UN climate summit agrees on rulebook – yet more ambition is needed: PIK leaders at COP24 in „Heißzeit“ times

17.12.2018 - The Katowice UN climate summit’s results are “a relief” with regard to the agreed rulebook, according to the Directors of the Potsdam Institute for Climate Impact Research (PIK). However, the close to 200 states at COP24 failed to scale up ambitions for greenhouse gas emission reductions, say Johan Rockström and Ottmar Edenhofer. Concrete measures are urgently needed though since governments are steering Earth into a “Heißzeit”. This “hot age” has been investigated in scientific publications from PIK leaders, including Director Emeritus John Schellnhuber. The term “Heißzeit” has now been elected “word of the year 2018” in Germany.
UN climate summit agrees on rulebook – yet more ambition is needed: PIK leaders at COP24 in „Heißzeit“ times

"The Katowice agreement is a relief - countries recognize the need for global collaboration to deal with the global climate crisis”, says Johan Rockström, who together with Ottmar Edenhofer is Director Designate of PIK. “The Paris Agreement is alive and kicking, despite a rise in populism and nationalism. With the rule book now finally adopted, the Paris agreement can be implemented. Overall the Katowice decisions provide enough momentum to move forward. My biggest concern is that the UN Summit failed to align ambitions with science, in particular missing the necessity of making clear that global emissions from fossil fuels must be cut by half by 2030 to stay in line with the IPCC 1.5 C report.”

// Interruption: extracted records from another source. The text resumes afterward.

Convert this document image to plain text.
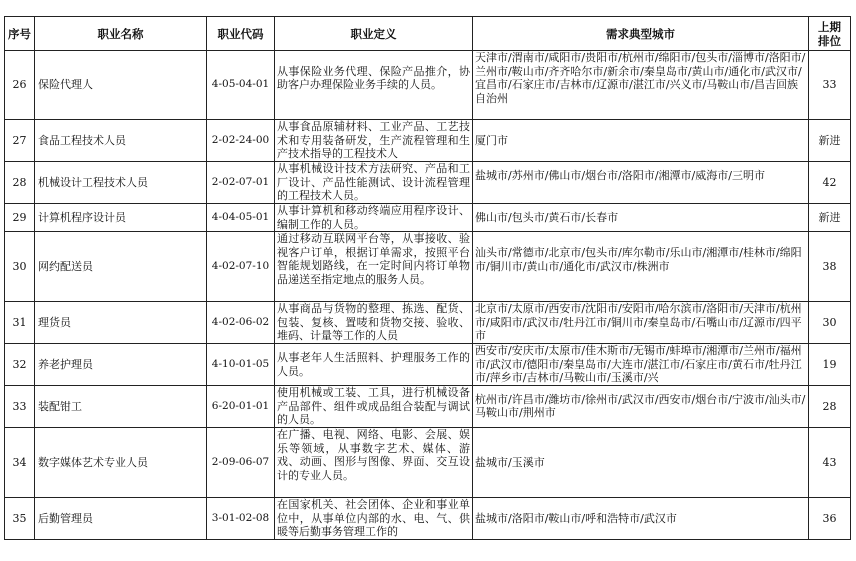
序号	职业名称	职业代码	职业定义	需求典型城市	上期
排位

26	保险代理人	4-05-04-01	从事保险业务代理、保险产品推介，协助客户办理保险业务手续的人员。	天津市/渭南市/咸阳市/贵阳市/杭州市/绵阳市/包头市/淄博市/洛阳市/兰州市/鞍山市/齐齐哈尔市/新余市/秦皇岛市/黄山市/通化市/武汉市/宜昌市/石家庄市/吉林市/辽源市/湛江市/兴义市/马鞍山市/昌吉回族自治州	33
27	食品工程技术人员	2-02-24-00	从事食品原辅材料、工业产品、工艺技术和专用装备研发，生产流程管理和生产技术指导的工程技术人	厦门市	新进
28	机械设计工程技术人员	2-02-07-01	从事机械设计技术方法研究、产品和工厂设计、产品性能测试、设计流程管理的工程技术人员。	盐城市/苏州市/佛山市/烟台市/洛阳市/湘潭市/威海市/三明市	42
29	计算机程序设计员	4-04-05-01	从事计算机和移动终端应用程序设计、编制工作的人员。	佛山市/包头市/黄石市/长春市	新进
30	网约配送员	4-02-07-10	通过移动互联网平台等，从事接收、验视客户订单，根据订单需求，按照平台智能规划路线，在一定时间内将订单物品递送至指定地点的服务人员。	汕头市/常德市/北京市/包头市/库尔勒市/乐山市/湘潭市/桂林市/绵阳市/铜川市/黄山市/通化市/武汉市/株洲市	38
31	理货员	4-02-06-02	从事商品与货物的整理、拣选、配货、包装、复核、置唛和货物交接、验收、堆码、计量等工作的人员	北京市/太原市/西安市/沈阳市/安阳市/哈尔滨市/洛阳市/天津市/杭州市/咸阳市/武汉市/牡丹江市/铜川市/秦皇岛市/石嘴山市/辽源市/四平市	30
32	养老护理员	4-10-01-05	从事老年人生活照料、护理服务工作的人员。	西安市/安庆市/太原市/佳木斯市/无锡市/蚌埠市/湘潭市/兰州市/福州市/武汉市/德阳市/秦皇岛市/大连市/湛江市/石家庄市/黄石市/牡丹江市/萍乡市/吉林市/马鞍山市/玉溪市/兴	19
33	装配钳工	6-20-01-01	使用机械或工装、工具，进行机械设备产品部件、组件或成品组合装配与调试的人员。	杭州市/许昌市/潍坊市/徐州市/武汉市/西安市/烟台市/宁波市/汕头市/马鞍山市/荆州市	28
34	数字媒体艺术专业人员	2-09-06-07	在广播、电视、网络、电影、会展、娱乐等领域，从事数字艺术、媒体、游戏、动画、图形与图像、界面、交互设计的专业人员。	盐城市/玉溪市	43
35	后勤管理员	3-01-02-08	在国家机关、社会团体、企业和事业单位中，从事单位内部的水、电、气、供暖等后勤事务管理工作的	盐城市/洛阳市/鞍山市/呼和浩特市/武汉市	36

“This is a real concern”, adds Rockström. “We continue to follow a path that will take us to a very dangerous 3-4 degrees warmer world within this century. Extreme weather events hit people all across the planet already now, at only one degree global warming. Especially the US is a hard-hit victim, a nation that played an unfortunate role at the climate summit, which already suffers and will suffer even more in the future from an increase of regional droughts and hurricanes. However, Katowice is only one step on the long and winding road to achieving sustainable prosperity within a fossil-fuel free future. All of us need to stop tip-toeing and speed up our steps. And Europe can and must be a forerunner.“

Governments can use carbon pricing to enhance social justice

The climate economist Ottmar Edenhofer did – as the Economist Magazine puts it – talk his lips off with policy makers in Katowice to highlight the risk of climate policy failure. The UN climate summit sends a mixed message, he says: "Once again, governments across the world have proven that they're capable and willing to cooperate in order to protect their citizens from climate risks. Despite a growing number of populist governments, multilateralism succeeded.” However, the world needs more than climate policy targets and processes, Edenhofer emphasizes. “It needs concrete measures, and they must be taken now.” 

“In this respect, climate change can no longer be simply regarded as the biggest market failure of all time - with the continued rise of global greenhouse gas emissions after years of negotiation, it has also become an unprecedented government failure,” Edenhofer points out. “Through appropriate policy measures - like effective CO2 pricing - governments have to build a new trust-relationship to citizens. Carbon pricing cannot solve everything, yet without it nothing can be solved. And governments can actually use carbon pricing to enhance social justice, because the generated income can and must be given back to the people, be it through electricity tax cuts, infrastructure investments, or Christmas cheques."

Impact of "Hothouse Earth" scientific paper

Only strong and rapid greenhouse gas emission reductions can make sure we prevent the Earth to possibly tip into a “Heißzeit”, a “hot time”. This has been shown by a recent major scientific publication authored by Johan Rockström, Hans Joachim Schellnhuber and others. Schellnhuber, Director Emeritus of the Potsdam Institute, coined the term – from the current warm age Earth risks to drift into a hot age. “Heißzeit” has been elected “Word of the Year 2018. Moreover, the scientific paper that is the basis for this is number 4 of the 10 million research outputs whose outreach impact is tracked by Altmetrics - this is not just for climate research, but for all science.